Книга Темное дитя - Ольга Фикс
Шрифт:
Интервал:
Закладка:
– Ну ты и трудоголик! А по субботам ты как выживаешь?
– По субботам я учусь. Единственный день, когда я могу себе это позволить.
– Собираешься поступать в аспирантуру?
– Нет, конечно! – Жан-Марк даже рассмеялся от одной мысли. – Нет, всякое еврейское. Для себя.
– Хочешь сделаться раввином?
– Да каким раввином?! Говорю ж тебе, для себя.
– То есть тебе это интересно?
– Мне это нужно. Чтобы окончательно не распасться на составные части.
– «Островки почвы»?
– Запомнила? – Жан-Марк казался довольным. – Ну да, примерно из той же оперы. Только по-другому. Во время молитвы я стою, крепко упираясь ногами. А здесь понемногу сам двигаюсь вперед.

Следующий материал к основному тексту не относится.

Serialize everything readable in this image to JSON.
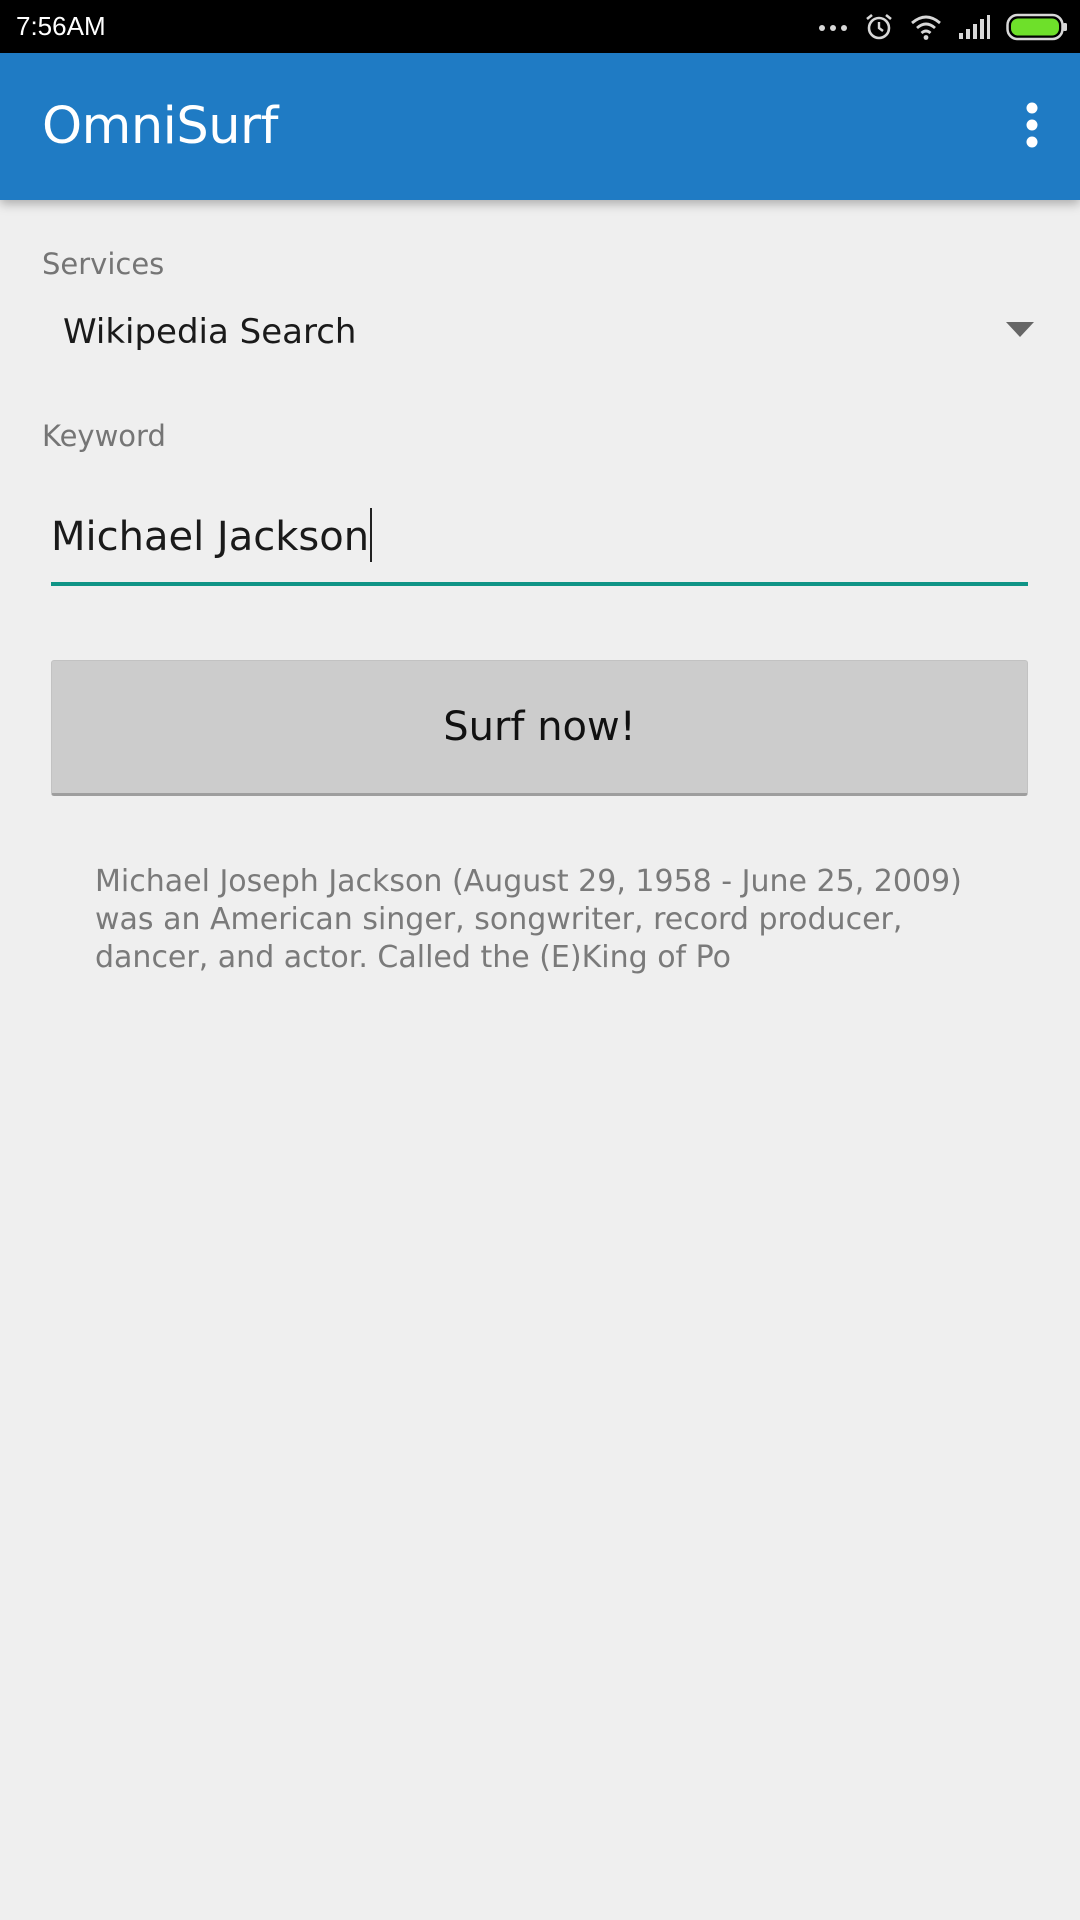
{
  "status_bar": {
    "time": "7:56AM",
    "icons": [
      "more-dots-icon",
      "alarm-icon",
      "wifi-icon",
      "signal-icon",
      "battery-icon"
    ],
    "battery_color": "#6ee02a"
  },
  "app_bar": {
    "title": "OmniSurf",
    "overflow_icon": "overflow-menu-icon",
    "color": "#1f7bc4"
  },
  "form": {
    "services_label": "Services",
    "services_selected": "Wikipedia Search",
    "keyword_label": "Keyword",
    "keyword_value": "Michael Jackson",
    "accent_color": "#0f9486",
    "submit_label": "Surf now!"
  },
  "result": {
    "text": "Michael Joseph Jackson (August 29, 1958 - June 25, 2009) was an American singer, songwriter, record producer, dancer, and actor. Called the (E)King of Po"
  }
}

– Сплошные аллегории и метафоры! Мне кажется, я никогда этого не пойму.
– Тебе и не обязательно. Учеба в основном дело мужское.

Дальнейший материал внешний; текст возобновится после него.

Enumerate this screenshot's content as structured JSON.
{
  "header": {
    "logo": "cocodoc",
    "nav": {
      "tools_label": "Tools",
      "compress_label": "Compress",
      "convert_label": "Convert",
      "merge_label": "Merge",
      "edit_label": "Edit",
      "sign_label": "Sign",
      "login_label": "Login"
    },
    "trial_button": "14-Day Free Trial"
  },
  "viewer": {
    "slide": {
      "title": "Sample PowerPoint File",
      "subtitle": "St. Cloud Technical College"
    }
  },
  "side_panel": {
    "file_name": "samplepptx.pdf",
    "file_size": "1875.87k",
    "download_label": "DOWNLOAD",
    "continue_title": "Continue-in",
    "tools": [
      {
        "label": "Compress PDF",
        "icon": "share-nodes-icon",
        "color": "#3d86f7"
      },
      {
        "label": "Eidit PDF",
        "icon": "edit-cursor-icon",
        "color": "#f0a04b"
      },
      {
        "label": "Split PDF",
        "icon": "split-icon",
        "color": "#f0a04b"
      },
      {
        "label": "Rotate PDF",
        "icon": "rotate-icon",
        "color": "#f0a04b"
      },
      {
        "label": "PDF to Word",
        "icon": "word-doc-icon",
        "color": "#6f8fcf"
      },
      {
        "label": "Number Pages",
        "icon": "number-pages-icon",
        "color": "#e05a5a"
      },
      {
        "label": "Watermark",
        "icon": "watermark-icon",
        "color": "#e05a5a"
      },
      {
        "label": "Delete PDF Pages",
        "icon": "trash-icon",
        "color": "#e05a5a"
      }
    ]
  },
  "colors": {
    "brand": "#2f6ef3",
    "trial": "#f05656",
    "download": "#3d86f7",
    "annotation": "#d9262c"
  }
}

– А женщинам нельзя, что ли? Так и думала, сплошное средневековье.
– Да почему нельзя-то? Моя мама ходила на женский шиур (урок), когда время позволяло. Просто у вас обычно и так дел хватает. Дом, дети, хозяйство. И не факт, что вам это надо.
– Почему нам не надо?
– Считается, вы и без того довольно устойчивы. Правда, сейчас, когда много есть всяких приспособлений: стиральные машины, пылесосы, посудомойки, – у женщин стало больше времени. Не исключено, что вы теперь можете и разболтаться. Мама рассказывала, что после войны…

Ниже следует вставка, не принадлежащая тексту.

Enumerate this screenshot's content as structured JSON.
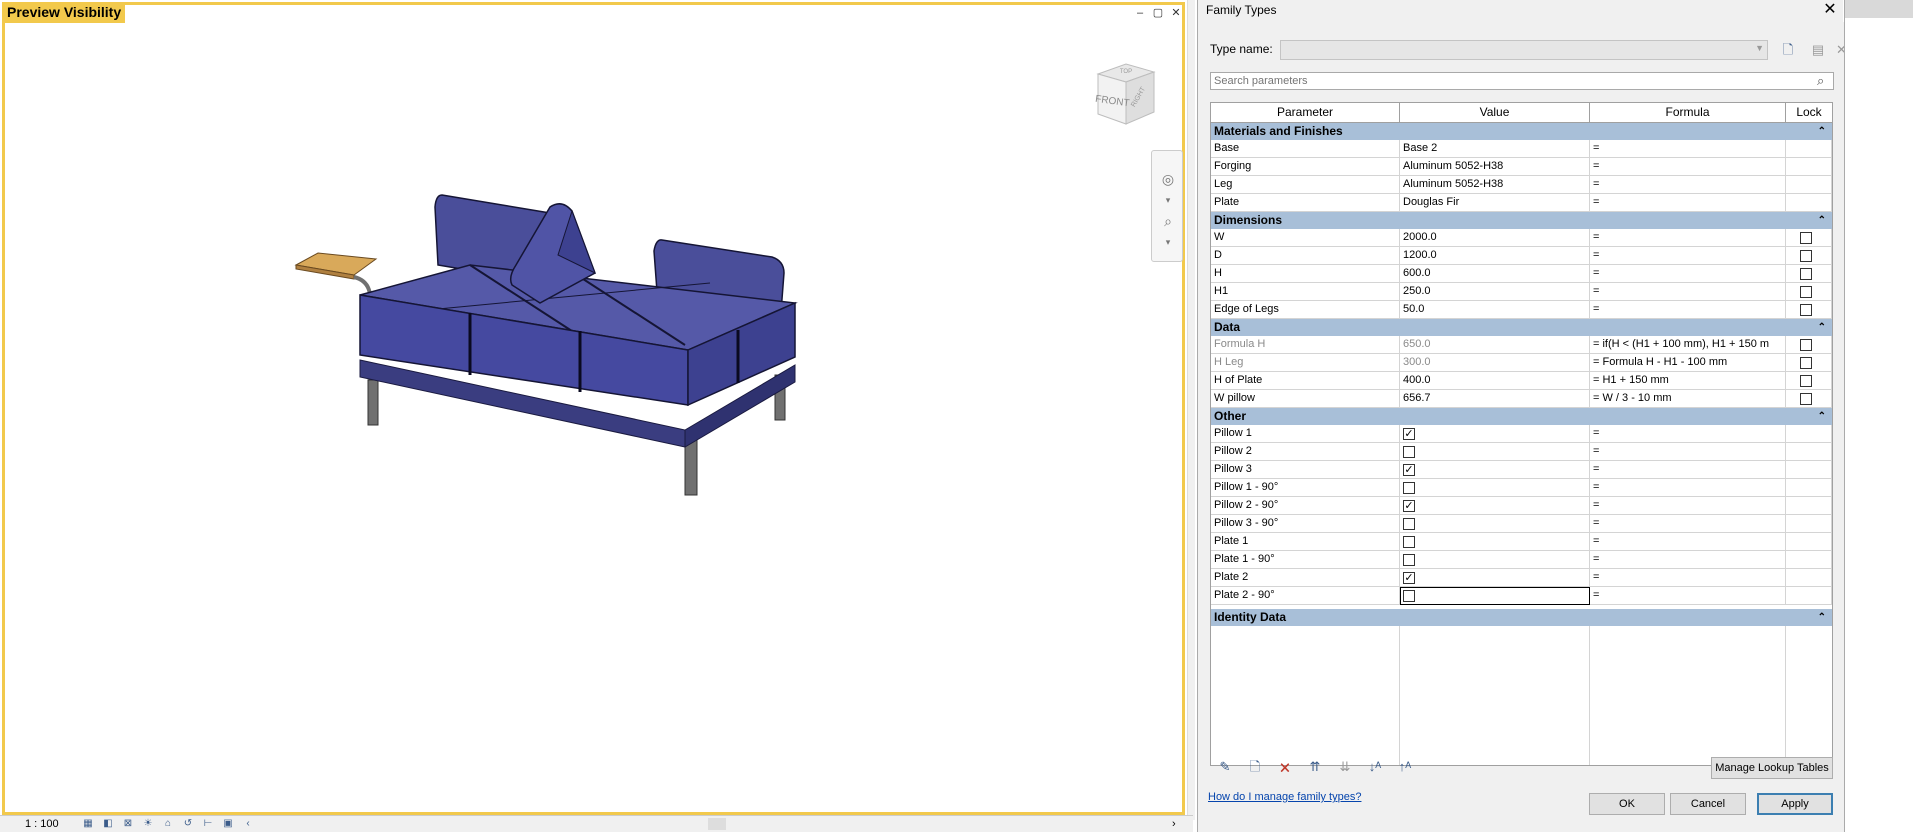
{
  "viewport": {
    "title": "Preview Visibility",
    "window_buttons": [
      "–",
      "▢",
      "✕"
    ],
    "viewcube": {
      "front": "FRONT",
      "top": "TOP",
      "right": "RIGHT"
    },
    "nav_icons": [
      "steering-wheel-icon",
      "zoom-icon"
    ],
    "status": {
      "scale": "1 : 100",
      "controls": [
        "▦",
        "◧",
        "⊠",
        "☀",
        "⌂",
        "↺",
        "⊢",
        "▣",
        "‹"
      ],
      "scroll_arrow": "›"
    }
  },
  "dialog": {
    "title": "Family Types",
    "close": "✕",
    "type_name_label": "Type name:",
    "type_name_value": "",
    "toolbar_icons": [
      "new-type-icon",
      "rename-type-icon",
      "delete-type-icon"
    ],
    "search_placeholder": "Search parameters",
    "columns": [
      "Parameter",
      "Value",
      "Formula",
      "Lock"
    ],
    "sections": {
      "materials": {
        "title": "Materials and Finishes",
        "rows": [
          {
            "name": "Base",
            "value": "Base 2",
            "formula": "="
          },
          {
            "name": "Forging",
            "value": "Aluminum 5052-H38",
            "formula": "="
          },
          {
            "name": "Leg",
            "value": "Aluminum 5052-H38",
            "formula": "="
          },
          {
            "name": "Plate",
            "value": "Douglas Fir",
            "formula": "="
          }
        ]
      },
      "dimensions": {
        "title": "Dimensions",
        "rows": [
          {
            "name": "W",
            "value": "2000.0",
            "formula": "="
          },
          {
            "name": "D",
            "value": "1200.0",
            "formula": "="
          },
          {
            "name": "H",
            "value": "600.0",
            "formula": "="
          },
          {
            "name": "H1",
            "value": "250.0",
            "formula": "="
          },
          {
            "name": "Edge of Legs",
            "value": "50.0",
            "formula": "="
          }
        ]
      },
      "data": {
        "title": "Data",
        "rows": [
          {
            "name": "Formula H",
            "value": "650.0",
            "formula": "= if(H < (H1 + 100 mm), H1 + 150 m"
          },
          {
            "name": "H Leg",
            "value": "300.0",
            "formula": "= Formula H - H1 - 100 mm"
          },
          {
            "name": "H of Plate",
            "value": "400.0",
            "formula": "= H1 + 150 mm"
          },
          {
            "name": "W pillow",
            "value": "656.7",
            "formula": "= W / 3 - 10 mm"
          }
        ]
      },
      "other": {
        "title": "Other",
        "rows": [
          {
            "name": "Pillow 1",
            "checked": true,
            "formula": "="
          },
          {
            "name": "Pillow 2",
            "checked": false,
            "formula": "="
          },
          {
            "name": "Pillow 3",
            "checked": true,
            "formula": "="
          },
          {
            "name": "Pillow 1 - 90°",
            "checked": false,
            "formula": "="
          },
          {
            "name": "Pillow 2 - 90°",
            "checked": true,
            "formula": "="
          },
          {
            "name": "Pillow 3 - 90°",
            "checked": false,
            "formula": "="
          },
          {
            "name": "Plate 1",
            "checked": false,
            "formula": "="
          },
          {
            "name": "Plate 1 - 90°",
            "checked": false,
            "formula": "="
          },
          {
            "name": "Plate 2",
            "checked": true,
            "formula": "="
          },
          {
            "name": "Plate 2 - 90°",
            "checked": false,
            "formula": "="
          }
        ]
      },
      "identity": {
        "title": "Identity Data"
      }
    },
    "collapse_glyph": "⌃",
    "bottom_tool_icons": [
      "edit-parameter-icon",
      "new-parameter-icon",
      "delete-parameter-icon",
      "move-up-icon",
      "move-down-icon",
      "sort-ascending-icon",
      "sort-descending-icon"
    ],
    "manage_lookup_label": "Manage Lookup Tables",
    "help_link": "How do I manage family types?",
    "ok_label": "OK",
    "cancel_label": "Cancel",
    "apply_label": "Apply"
  },
  "colors": {
    "viewport_border": "#f2c94c",
    "section_header": "#a8bfd8",
    "sofa_fabric": "#4a4e9a",
    "plate_wood": "#d9a95a"
  }
}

– Жан-Марк, а как твоя семья выжила во Франции во время войны? Все ведь знали, что они евреи?
Жан-Марк кивает:
– Конечно. Я ж тебе рассказывал, мои там с незапамятных времен жили. С тех пор как в Средние века во Франции запретили евреям жить в городах.
– А в деревнях что, жить можно было?
– Жить-то да. Но там другая проблема была. Евреям не разрешалось владеть землей. А что станешь в деревне делать без земли? Вот мои и стали торговать скотом и посылать сыновей учиться на ветеринаров.
– Логично. Подожди, так, а как же все-таки во время войны? Там что, у вас была неоккупированная территория?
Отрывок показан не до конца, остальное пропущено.